'Life and Death': St. Louisans Discuss 9-1-1 Needs

The forum was part of #Transforming911, which aims to reimagine the area's 911 structure

click to enlarge About 35 people visited the Thomas Dunn Learning Center in Dutchtown for a community dialogue about the St. Louis 911 system. - VIA FORWARD THROUGH FERGUSON
About 35 people visited the Thomas Dunn Learning Center in Dutchtown for a community dialogue about the St. Louis 911 system.

Before talking about St. Louis’ 911 system, Jia Lian Yang took a temperature check of the crowd.

“One sound that expresses how you feel, on the count of three,” Yang said. “1-2-3.”

Everyone in the room, as one, let out a sigh. A groan. They had come to talk about the 911 system in St. Louis. And that solicited a groan.

On Friday evening, nearly 35 people packed into the Dutchtown Thomas Dunn Learning Center to participate in a community dialogue organized by Forward Through Ferguson in partnership with Humans of St.

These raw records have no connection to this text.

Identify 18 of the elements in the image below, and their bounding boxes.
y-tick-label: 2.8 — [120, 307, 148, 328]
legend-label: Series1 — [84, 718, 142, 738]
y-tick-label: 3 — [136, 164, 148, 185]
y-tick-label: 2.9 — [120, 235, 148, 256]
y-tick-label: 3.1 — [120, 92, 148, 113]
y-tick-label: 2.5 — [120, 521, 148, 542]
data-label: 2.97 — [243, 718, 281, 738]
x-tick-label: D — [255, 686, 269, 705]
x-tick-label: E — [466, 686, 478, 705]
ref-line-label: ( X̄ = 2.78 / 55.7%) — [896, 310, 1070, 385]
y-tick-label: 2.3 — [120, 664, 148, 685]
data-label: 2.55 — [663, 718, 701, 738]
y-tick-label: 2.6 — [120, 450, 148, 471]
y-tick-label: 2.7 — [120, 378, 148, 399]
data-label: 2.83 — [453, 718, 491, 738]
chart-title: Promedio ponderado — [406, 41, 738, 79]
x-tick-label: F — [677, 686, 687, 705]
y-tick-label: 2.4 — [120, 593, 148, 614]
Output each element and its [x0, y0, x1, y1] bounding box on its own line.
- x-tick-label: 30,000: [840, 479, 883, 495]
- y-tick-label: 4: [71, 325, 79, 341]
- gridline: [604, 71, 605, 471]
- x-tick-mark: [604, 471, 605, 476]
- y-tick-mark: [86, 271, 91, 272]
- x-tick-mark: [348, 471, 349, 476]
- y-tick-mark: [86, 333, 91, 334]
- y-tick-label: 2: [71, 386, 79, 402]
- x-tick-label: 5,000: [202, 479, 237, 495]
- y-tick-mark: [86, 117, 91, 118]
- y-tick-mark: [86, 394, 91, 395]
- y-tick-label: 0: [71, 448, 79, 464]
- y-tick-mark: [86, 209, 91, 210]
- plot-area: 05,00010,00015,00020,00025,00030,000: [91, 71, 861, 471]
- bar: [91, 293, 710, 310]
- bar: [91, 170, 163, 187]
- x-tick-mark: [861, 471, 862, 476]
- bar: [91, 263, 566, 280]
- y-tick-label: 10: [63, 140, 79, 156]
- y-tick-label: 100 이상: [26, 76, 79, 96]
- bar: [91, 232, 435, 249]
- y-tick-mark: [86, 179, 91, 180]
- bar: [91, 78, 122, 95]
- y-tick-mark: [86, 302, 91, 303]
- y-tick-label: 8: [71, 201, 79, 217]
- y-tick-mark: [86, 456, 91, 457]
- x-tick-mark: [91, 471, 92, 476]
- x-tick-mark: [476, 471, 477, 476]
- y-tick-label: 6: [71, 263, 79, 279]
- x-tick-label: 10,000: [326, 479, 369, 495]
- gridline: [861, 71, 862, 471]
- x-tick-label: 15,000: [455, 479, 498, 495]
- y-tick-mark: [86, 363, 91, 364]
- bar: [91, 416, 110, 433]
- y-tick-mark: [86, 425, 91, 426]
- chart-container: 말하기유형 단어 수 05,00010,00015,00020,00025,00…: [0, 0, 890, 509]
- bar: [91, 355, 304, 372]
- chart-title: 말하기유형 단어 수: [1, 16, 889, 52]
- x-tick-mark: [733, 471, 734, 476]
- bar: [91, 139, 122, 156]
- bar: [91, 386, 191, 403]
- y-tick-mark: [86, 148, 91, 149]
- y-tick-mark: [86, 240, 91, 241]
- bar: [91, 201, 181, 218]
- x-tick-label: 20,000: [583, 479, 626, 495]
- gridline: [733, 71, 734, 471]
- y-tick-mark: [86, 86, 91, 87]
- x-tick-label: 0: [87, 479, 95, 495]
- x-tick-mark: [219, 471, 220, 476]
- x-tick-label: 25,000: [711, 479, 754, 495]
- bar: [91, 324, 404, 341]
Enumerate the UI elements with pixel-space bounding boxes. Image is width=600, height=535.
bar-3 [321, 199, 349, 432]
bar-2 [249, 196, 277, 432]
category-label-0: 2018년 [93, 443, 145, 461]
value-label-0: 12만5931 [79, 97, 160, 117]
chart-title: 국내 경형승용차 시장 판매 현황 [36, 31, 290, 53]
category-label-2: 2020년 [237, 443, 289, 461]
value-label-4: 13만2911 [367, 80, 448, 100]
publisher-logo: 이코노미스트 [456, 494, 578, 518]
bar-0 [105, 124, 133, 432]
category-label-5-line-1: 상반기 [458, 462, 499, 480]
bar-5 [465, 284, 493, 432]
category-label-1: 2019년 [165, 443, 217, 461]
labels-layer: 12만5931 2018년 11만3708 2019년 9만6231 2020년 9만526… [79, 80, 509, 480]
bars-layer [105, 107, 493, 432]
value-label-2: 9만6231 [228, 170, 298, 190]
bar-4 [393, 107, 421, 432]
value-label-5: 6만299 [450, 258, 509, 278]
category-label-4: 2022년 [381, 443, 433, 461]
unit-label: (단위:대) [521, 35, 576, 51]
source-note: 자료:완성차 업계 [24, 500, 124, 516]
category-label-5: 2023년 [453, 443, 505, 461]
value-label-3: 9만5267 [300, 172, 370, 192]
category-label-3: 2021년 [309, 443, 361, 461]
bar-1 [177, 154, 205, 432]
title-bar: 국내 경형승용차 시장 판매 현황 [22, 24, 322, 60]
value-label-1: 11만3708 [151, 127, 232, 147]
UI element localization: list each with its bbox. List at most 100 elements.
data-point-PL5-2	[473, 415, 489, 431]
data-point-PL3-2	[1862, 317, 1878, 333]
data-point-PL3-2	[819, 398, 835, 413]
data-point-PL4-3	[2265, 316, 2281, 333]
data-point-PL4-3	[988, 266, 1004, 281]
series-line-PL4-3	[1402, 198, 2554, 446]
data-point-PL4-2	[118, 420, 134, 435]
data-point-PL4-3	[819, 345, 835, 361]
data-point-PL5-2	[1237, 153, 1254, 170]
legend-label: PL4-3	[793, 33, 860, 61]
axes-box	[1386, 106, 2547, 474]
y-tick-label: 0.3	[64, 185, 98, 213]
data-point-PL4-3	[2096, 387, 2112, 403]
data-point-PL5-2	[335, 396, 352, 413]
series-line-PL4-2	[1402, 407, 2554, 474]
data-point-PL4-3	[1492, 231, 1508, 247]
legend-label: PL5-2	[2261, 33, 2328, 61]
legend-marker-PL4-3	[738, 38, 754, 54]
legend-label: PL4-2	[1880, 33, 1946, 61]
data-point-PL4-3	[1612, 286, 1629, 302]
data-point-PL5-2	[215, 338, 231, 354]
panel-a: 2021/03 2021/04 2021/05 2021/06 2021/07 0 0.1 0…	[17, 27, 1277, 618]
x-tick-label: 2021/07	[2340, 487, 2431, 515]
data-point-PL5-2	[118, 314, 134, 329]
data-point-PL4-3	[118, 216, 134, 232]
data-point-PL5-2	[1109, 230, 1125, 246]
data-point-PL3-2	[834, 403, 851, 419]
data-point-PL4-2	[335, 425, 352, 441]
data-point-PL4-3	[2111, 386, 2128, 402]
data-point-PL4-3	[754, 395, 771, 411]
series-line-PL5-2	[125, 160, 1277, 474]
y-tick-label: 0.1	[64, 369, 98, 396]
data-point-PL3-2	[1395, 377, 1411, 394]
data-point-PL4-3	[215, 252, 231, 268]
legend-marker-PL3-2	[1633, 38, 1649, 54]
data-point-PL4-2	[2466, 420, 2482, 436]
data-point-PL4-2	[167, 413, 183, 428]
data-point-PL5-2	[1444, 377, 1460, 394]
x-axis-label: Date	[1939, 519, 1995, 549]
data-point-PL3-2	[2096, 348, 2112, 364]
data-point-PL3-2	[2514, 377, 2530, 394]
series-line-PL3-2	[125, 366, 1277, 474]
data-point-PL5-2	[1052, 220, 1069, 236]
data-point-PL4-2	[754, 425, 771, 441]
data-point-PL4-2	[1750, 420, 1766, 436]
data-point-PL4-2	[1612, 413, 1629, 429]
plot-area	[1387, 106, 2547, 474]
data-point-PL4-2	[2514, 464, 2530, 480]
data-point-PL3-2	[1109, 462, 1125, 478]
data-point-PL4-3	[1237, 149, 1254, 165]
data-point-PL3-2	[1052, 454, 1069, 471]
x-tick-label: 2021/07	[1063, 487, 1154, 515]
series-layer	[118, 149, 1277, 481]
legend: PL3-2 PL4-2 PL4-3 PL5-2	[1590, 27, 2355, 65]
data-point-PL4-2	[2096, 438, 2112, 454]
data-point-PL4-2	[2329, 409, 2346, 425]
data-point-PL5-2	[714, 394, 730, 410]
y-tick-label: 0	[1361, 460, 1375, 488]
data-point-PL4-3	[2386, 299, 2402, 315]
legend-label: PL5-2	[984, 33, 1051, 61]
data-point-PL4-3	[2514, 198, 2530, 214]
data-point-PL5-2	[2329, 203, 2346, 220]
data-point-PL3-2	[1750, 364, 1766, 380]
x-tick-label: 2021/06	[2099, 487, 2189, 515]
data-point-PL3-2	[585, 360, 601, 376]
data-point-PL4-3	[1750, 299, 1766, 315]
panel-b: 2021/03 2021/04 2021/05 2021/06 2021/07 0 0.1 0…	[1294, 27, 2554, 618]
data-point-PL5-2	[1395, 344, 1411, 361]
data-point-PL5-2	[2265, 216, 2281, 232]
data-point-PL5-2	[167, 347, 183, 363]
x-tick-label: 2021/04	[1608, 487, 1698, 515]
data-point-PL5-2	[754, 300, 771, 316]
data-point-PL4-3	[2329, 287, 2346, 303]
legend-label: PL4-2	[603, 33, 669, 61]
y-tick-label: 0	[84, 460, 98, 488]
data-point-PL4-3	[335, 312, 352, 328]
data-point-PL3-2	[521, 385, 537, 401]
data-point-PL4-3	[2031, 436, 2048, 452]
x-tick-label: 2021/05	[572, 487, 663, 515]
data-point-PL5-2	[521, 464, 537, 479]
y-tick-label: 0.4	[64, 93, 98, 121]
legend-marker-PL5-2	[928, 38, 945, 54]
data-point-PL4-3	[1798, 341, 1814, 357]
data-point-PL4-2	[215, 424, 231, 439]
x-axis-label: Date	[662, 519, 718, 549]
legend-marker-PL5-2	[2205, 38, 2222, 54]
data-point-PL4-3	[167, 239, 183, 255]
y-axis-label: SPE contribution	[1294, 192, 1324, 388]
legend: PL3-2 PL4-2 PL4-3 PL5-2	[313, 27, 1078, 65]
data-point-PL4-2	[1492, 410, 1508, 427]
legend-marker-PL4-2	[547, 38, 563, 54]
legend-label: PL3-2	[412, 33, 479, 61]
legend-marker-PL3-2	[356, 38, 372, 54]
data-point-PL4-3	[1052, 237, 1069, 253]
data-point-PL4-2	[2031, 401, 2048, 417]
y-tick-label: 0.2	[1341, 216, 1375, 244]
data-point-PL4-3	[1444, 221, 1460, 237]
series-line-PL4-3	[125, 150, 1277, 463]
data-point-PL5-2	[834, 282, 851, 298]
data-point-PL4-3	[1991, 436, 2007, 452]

Louis.

The event stemmed from #Transforming911, an initiative that aims to reimagine the 911 system, says Yang, the director of storytelling and communications for Forward Through Ferguson. The current system, residents expressed on Friday, isn’t working. Dispatchers are overworked and understaffed. Residents wait on hold for 10, 15, 20 minutes in dire situations. Armed police officers respond to nearly every and any event — regardless of the need.

“What we know from St. Louisans’ 911 stories is that our 911 system is not providing the level of safety and security that St. Louisans deserve,” Yang tells the RFT.

At Friday’s event, people shared their 911 stories. One lifelong St. Louisan, Patrice Hill, said someone recently stole her mother-in-law’s Kia car. She phoned the police around 1 p.m., but they didn’t arrive until 6 p.m.

Another person, who identified herself as a worker for a bullet-related injury clinic, said her daughter was shot and killed and bled out in the street because the ambulance didn’t arrive in time.

“It's a matter of life and death,” Yang said after the event. “People do not call 911 for fun. … People call 911 on some of their worst days.”

Forward Through Ferguson was founded as a response to the Ferguson Commission Report released after the death of Michael Brown in 2014. The report listed 189 calls to action, Yang says, and one of those was improving the 911 system.

To fix anything else, though, you have to start with the 911 system, Yang says. “911 is the front door to the public safety system,” she explains. “Our thought is if we really believe in reimagining public safety, you really can't do that if you don't address 911.”

To do so, Forward Through Ferguson created the #Transforming911 project, an ongoing exploration of the 911 system, with a full report set to be published in late 2022. Over the years, it has compiled research, data and stories to better understand the 911 system — why people call 911, how 911 responds and how 911 can improve, such as adding non-police civilian first responders.

Forward Through Ferguson partnered with AH Datalytics, for example, which looked at over 1.7 million 911 calls made to the St. Louis County police between 2015 and 2020. They found that people call “mostly for service and medical reasons,” says Yang. “… It really debunks the myth that when people call 911, it's for this very scary, violent situation that requires use of force.”

As part of the #Transforming911 project, Forward Through Ferguson planned three community events in Midtown, Dutchtown and Ferguson. The events are designed to share research, inform the public and hear from the community.

“Being able to hear from community residents, what they want in terms of our public safety system, what they want from our 911 system and the questions that they have about the 911 system, is really important,” she says. The goal, Yang adds, is to “give them a sense that, within community, we can move forward.”

On Friday, attendees explored a Humans of St. Louis exhibit focused on 911, watched a presentation, spoke in small groups and spoke in a large group. They also listened to a Q&A with a dispatcher to learn more about the various sides of the 911 system.

click to enlarge Audience members break out into small groups during the #Transforming911 event. - VIA FORWARD THROUGH FERGUSON
Audience members break out into small groups during the #Transforming911 event.

Wearing a blue police dispatcher’s shirt, Erricka Moorehead identified herself as a mother of two, a lifelong St. Louisan and a dispatcher for the city for six years.

“I love the city of St. Louis,” she said. “I love our citizens. I love the struggles because I want to help people.”

Moorehead talked about her experience on the other side of the call — how dispatchers prioritize incidents and how the job is structured. She said their goal isn’t to make people wait for extended periods of time. The dispatchers are just severely understaffed. Moorehead, for example, occasionally works 16-hour shifts.

“Think about it,” she said, “there's only two call-takers at times.” The crowd gasped.

But Yang wouldn’t classify the night as negative. There were a few teary eyes and a few collective deep-breath exercises. It’s a serious subject matter, she says. But she called it a "positive" event — one where people listened to each other, learned from each other and tried to find some solutions together.

“You see the sense of relief from people," she says, "that they're able to find other community residents who share their same values, who share their same questions, who are willing to figure out a path forward together.”